AS THE PPE became flimsier, and the supply chain was under threat, the nurses never backed away, even those with young families and small children at home. Many of them are being paid very little for their selfless work.
It suddenly seemed ludicrous that, each day, news reports bemoaned the absence of football and sport. Millionaire celebrities were being asked to stay at home and sit on the sofa, while the brave key workers, on the least wages, fought a war on the killer virus. A BBC news report showed a residential care home on the Isle of Wight where the staff were sleeping in tents in the grounds, owing to a “no one in” and “no one out” policy.
I did not have to show up every day to visit those on the daily end of life list; I could have stayed at home, saved lives. What compelled and motivated me to go was, I think, my background and training as a contemplative nun for 23 years. The life we lived was the life we had hidden with Christ in God that was our real life.
In some way, the fearlessness of death, and the strong pull to be with those afraid of dying, enabled me to be brave and to look death in the face without fear, but with hope and trust that death shall not have the final word, and that death is not the end.

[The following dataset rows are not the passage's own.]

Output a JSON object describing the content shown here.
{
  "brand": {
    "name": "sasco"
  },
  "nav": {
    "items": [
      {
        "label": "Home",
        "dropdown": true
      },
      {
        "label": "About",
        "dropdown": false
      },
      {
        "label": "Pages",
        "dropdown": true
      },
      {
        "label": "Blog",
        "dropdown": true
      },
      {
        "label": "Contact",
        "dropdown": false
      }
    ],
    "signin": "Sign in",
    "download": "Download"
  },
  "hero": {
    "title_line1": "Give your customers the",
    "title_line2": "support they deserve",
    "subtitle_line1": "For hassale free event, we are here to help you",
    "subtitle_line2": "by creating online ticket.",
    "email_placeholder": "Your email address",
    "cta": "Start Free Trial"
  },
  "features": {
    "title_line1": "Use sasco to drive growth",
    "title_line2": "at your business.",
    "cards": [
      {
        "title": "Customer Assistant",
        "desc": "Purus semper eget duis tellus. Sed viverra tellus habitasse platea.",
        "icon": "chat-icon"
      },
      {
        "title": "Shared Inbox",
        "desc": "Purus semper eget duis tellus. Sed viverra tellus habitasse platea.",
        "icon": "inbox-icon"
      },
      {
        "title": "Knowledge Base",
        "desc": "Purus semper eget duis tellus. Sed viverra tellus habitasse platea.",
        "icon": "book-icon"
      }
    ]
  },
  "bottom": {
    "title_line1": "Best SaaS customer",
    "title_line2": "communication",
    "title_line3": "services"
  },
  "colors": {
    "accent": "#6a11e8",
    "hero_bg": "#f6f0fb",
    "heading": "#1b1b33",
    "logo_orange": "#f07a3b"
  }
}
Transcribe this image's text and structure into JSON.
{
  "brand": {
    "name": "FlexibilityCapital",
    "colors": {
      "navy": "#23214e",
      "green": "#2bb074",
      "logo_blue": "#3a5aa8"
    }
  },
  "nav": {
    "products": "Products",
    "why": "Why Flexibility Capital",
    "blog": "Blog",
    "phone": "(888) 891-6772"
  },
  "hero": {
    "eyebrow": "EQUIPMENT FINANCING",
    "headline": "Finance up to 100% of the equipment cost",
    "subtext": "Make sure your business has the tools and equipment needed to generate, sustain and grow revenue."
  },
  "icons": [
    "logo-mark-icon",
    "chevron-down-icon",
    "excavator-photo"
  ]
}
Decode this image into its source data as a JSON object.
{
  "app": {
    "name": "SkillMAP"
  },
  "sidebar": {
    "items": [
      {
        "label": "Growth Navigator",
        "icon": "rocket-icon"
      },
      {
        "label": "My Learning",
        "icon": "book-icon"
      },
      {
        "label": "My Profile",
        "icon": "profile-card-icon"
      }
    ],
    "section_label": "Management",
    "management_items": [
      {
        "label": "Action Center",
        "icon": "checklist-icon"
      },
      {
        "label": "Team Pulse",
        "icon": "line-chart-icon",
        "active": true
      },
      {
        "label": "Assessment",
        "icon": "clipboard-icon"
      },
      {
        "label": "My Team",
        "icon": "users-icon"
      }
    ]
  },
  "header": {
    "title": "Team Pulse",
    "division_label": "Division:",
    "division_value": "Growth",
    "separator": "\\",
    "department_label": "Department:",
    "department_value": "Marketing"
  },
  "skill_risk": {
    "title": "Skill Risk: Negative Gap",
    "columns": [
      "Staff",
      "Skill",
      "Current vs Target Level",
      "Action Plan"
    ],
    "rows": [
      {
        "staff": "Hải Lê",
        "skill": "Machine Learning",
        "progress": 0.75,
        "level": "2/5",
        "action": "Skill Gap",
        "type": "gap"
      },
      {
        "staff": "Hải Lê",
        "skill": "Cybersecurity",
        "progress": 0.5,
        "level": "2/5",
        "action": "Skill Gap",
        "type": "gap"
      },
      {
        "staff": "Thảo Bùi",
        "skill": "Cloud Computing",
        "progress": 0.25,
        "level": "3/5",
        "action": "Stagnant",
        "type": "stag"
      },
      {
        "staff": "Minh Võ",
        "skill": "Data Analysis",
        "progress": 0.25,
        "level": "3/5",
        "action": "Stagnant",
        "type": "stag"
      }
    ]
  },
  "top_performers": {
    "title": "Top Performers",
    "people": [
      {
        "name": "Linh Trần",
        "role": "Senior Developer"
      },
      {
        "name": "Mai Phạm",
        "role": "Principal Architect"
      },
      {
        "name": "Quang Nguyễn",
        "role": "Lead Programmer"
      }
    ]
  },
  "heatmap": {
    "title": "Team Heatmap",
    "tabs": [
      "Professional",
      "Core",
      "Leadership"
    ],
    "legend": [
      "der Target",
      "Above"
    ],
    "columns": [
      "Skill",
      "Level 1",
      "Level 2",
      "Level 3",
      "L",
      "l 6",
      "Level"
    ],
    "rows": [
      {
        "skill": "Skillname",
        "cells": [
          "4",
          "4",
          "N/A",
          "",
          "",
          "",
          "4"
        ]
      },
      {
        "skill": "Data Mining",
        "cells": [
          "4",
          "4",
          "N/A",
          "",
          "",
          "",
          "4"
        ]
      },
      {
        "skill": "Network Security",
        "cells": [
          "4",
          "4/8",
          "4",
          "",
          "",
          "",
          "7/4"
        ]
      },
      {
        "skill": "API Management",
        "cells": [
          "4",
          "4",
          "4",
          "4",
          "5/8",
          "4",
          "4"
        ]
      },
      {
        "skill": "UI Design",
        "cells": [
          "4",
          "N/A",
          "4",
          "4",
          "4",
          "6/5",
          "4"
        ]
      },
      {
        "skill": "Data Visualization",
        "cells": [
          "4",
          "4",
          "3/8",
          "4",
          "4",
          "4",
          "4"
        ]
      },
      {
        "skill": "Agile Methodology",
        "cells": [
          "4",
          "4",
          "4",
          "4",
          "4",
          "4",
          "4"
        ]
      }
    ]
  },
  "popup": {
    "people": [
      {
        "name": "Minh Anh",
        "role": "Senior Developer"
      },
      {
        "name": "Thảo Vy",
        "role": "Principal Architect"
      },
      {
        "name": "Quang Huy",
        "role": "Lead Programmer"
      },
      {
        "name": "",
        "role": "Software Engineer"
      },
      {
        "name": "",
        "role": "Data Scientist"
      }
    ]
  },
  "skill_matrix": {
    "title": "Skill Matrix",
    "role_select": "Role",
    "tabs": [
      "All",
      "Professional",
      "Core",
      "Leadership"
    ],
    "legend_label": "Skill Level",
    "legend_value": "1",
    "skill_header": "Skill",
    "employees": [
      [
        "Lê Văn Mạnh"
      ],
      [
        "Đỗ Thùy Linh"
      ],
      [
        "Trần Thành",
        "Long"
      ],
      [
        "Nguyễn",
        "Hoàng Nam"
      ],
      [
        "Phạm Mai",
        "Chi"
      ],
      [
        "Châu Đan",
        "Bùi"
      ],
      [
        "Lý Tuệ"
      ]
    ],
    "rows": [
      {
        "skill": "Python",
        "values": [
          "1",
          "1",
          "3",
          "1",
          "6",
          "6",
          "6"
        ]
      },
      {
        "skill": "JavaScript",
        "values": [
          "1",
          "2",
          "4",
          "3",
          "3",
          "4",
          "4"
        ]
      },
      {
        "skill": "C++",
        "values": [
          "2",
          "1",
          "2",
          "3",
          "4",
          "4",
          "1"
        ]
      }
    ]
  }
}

I hope that my Christian presence, walking the wards of the hospital, placed Christ at the centre of Covid-19 with the powerful message that, through faith in the power of Christ’s death and resurrection, life is not ended. We read in scripture many times, do not be afraid. “Do not be afraid,” I told the patients, “there is nothing to be afraid of. You are not alone.”
Lisa Opala is an ordinand from York diocese, studying at Cranmer Hall, Durham. She is a former member of the Discalced Carmelite Order, founded by St Teresa of Ávila. After 23 years of contemplative life in Carmelite monasteries in Reading, Darlington, and Preston, she married, and works as a hospital chaplain.